I was able to live on my own, even into my nineties. My mother was wrong about my not having good genes. But I finally had to sell the house about five or six years ago and move to this nursing home. Been here ever since.

I wish I could have met you, gotten to know you, share some of my life and your mother's life with you. But time somehow gets out ahead of us, slowing us down and speeding everyone else up so that we never seem to be in synch, be in step.

I guess I'm supposed to have some advice to pass along. A body turns 100, and everyone thinks she possesses the wisdom of the ages. I could tell you not to smoke and to eat healthy or to smoke two packs a day and subsist on a diet of Twinkies and Ding-Dongs. Put something out there at my age, and someone will take it as Gospel.

But here's my reality. I look around my room and there's no flowers, photos, or mementos to be found. Just me in this bed, a dresser, and a couple of chairs. No one visits, unless you count the ladies from the church who come over every other week to play bingo. I'm old and alone, and I turn 100 today. I have no one in the world. Except you.

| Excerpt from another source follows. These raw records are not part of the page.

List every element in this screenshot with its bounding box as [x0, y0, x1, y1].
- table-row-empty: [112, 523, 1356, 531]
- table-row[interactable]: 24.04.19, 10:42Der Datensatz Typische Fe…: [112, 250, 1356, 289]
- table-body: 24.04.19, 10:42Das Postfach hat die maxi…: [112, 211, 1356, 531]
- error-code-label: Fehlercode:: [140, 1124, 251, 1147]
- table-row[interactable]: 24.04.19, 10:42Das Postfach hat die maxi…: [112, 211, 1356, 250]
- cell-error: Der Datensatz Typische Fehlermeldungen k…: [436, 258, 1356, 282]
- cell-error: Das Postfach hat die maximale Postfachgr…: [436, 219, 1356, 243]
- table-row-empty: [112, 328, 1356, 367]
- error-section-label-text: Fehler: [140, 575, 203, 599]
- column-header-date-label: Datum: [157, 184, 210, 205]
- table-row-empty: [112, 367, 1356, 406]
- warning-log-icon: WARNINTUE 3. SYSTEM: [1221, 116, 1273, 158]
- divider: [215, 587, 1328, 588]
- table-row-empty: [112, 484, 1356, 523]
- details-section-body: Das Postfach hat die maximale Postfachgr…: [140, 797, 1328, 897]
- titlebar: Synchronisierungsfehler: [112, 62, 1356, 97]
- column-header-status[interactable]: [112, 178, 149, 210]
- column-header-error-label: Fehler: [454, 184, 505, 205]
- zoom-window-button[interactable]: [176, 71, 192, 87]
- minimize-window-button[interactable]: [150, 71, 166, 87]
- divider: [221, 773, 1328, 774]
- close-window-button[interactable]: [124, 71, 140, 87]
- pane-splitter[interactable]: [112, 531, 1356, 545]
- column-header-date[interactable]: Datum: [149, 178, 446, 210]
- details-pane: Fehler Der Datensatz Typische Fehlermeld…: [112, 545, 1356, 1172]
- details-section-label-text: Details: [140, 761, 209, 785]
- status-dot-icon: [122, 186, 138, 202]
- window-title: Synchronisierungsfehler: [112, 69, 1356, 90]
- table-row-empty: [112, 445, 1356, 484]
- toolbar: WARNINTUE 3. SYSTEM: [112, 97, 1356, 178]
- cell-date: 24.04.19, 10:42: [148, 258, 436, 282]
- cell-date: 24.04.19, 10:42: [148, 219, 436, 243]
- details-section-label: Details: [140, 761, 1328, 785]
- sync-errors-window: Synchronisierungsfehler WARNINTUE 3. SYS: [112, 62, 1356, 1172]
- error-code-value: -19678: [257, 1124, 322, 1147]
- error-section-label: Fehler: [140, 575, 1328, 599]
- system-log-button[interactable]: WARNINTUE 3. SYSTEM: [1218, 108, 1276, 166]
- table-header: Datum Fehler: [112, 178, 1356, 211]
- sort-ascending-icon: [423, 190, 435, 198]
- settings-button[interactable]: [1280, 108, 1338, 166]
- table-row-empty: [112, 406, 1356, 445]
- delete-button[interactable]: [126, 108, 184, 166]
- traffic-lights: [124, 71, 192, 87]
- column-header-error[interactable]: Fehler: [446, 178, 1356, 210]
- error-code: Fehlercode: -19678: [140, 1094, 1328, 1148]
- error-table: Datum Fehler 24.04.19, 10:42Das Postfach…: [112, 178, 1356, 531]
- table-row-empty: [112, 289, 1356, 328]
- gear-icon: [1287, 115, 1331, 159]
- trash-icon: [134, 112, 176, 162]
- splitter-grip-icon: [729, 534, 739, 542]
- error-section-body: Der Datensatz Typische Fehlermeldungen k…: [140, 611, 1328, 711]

You know, it's funny. Someone told me once that we do everything in our lives because of our parents or in spite of our parents. I spent my entire life trying to stand up to my mother and all my time trying to make peace with your mother. God, it hurts but I know I've failed terribly on both counts.

I guess that's why I'm writing you now. Just to let you know how much I miss your mother and how much I love you.

I wish I had something wise to tell you but all I really know about is time and death. I'm not afraid of death; it's more like I've become uninterested in the topic one way or the other. I've learned that age rests on one's shoulder like a quiet bird, not exactly tame but not exactly timid, either.

I'm tired. You wouldn't hear me argue if the good Lord saw fit to let me sleep out the rest of my days. I'm going to end this letter now. Maybe, someone on the staff will mail it for me, at least I hope so. It's so sad when you have to depend on other people for the simplest things in life.

I've heard the staff just cut up my birthday cake to pass it out to the patients—clients they like to call us—but those of us still with our wits know what we are. I'm not much in the mood for being the star of some circus just for turning 100.

Maybe they'll save me a piece. If I'm asleep and miss the party, chances are either the cake or I will still be around later.

If I get to choose one or the other, I hope it's the cake.